Faculty of Law
A Faculty of Laws was established in 1707 by the creation of a Regius Professorship of Public Law. The Faculty was further established during the first quarter of the eighteenth century. Previous to this, many scholars intent on training in law had chosen to go to known centres of learning such as Utrecht, Leyden, Groningen or Halle.
There had been previous attempt to establish a school of Law in Edinburgh. The first was as part of Robert Reid's bequest for the creation of a College of Arts and Law; the second was an attempt by the College of Justice to establish a Professorship of Laws in 1590. Neither of these two attempts succeeded.

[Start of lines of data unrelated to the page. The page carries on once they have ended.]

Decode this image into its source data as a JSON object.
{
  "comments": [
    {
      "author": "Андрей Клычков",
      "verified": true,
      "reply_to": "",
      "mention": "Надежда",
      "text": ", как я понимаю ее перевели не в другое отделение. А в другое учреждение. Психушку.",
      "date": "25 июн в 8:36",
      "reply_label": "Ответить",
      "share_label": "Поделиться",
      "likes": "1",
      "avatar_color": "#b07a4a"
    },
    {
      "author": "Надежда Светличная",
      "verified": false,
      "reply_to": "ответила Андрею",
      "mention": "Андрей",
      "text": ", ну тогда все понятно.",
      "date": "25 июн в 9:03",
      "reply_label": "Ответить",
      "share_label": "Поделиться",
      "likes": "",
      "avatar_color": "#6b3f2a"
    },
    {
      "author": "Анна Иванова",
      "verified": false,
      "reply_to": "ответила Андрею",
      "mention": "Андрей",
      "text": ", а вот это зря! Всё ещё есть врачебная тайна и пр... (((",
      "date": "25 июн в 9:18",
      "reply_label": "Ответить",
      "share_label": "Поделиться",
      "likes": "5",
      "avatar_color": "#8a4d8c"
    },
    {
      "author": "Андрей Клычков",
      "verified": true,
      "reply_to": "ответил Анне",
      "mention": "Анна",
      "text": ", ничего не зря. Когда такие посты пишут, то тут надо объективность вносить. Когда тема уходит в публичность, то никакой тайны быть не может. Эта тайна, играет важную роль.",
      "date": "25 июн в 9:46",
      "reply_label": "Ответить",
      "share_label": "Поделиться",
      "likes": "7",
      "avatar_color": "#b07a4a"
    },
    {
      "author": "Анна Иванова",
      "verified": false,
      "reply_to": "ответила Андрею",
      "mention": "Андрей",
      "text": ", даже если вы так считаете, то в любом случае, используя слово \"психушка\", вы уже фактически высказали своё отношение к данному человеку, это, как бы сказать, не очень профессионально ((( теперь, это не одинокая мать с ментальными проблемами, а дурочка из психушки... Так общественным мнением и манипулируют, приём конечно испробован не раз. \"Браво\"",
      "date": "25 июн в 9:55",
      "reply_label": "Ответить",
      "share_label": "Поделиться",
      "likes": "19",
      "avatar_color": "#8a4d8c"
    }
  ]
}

In 1710, James Craig (1672-1732) was appointed Professor of Civil Law and assigned a classroom for teaching purposes. His appointment was not salaried until 1716 when an Act of Parliament provided for a tax on ale and beer sold in the City of Edinburgh. The revenues thus raised where to be used to settle a salary on the Professor of Law in the University of Edinburgh. An Act of 1722 required the revenues to provide for the salary of the renamed Professor of Civil Law, as well as a Professorship of Universal Civil History and Greek and Roman Antiquities. The Act also provided for a Professor of Scots Law.
Throughout the eighteenth century the Faculty consisted of three Professors - Public, Civil and Municipal Law. There was also a Professor of History. Teaching in Public Law appears to have been intermittent with the Chair vacant between 1831-1862, however, it was revived by the Universities (Scotland) Act 1858.
Following university restructuring in 2002, the Faculty of Law became the School of Law within the College of Humanities and Social Science.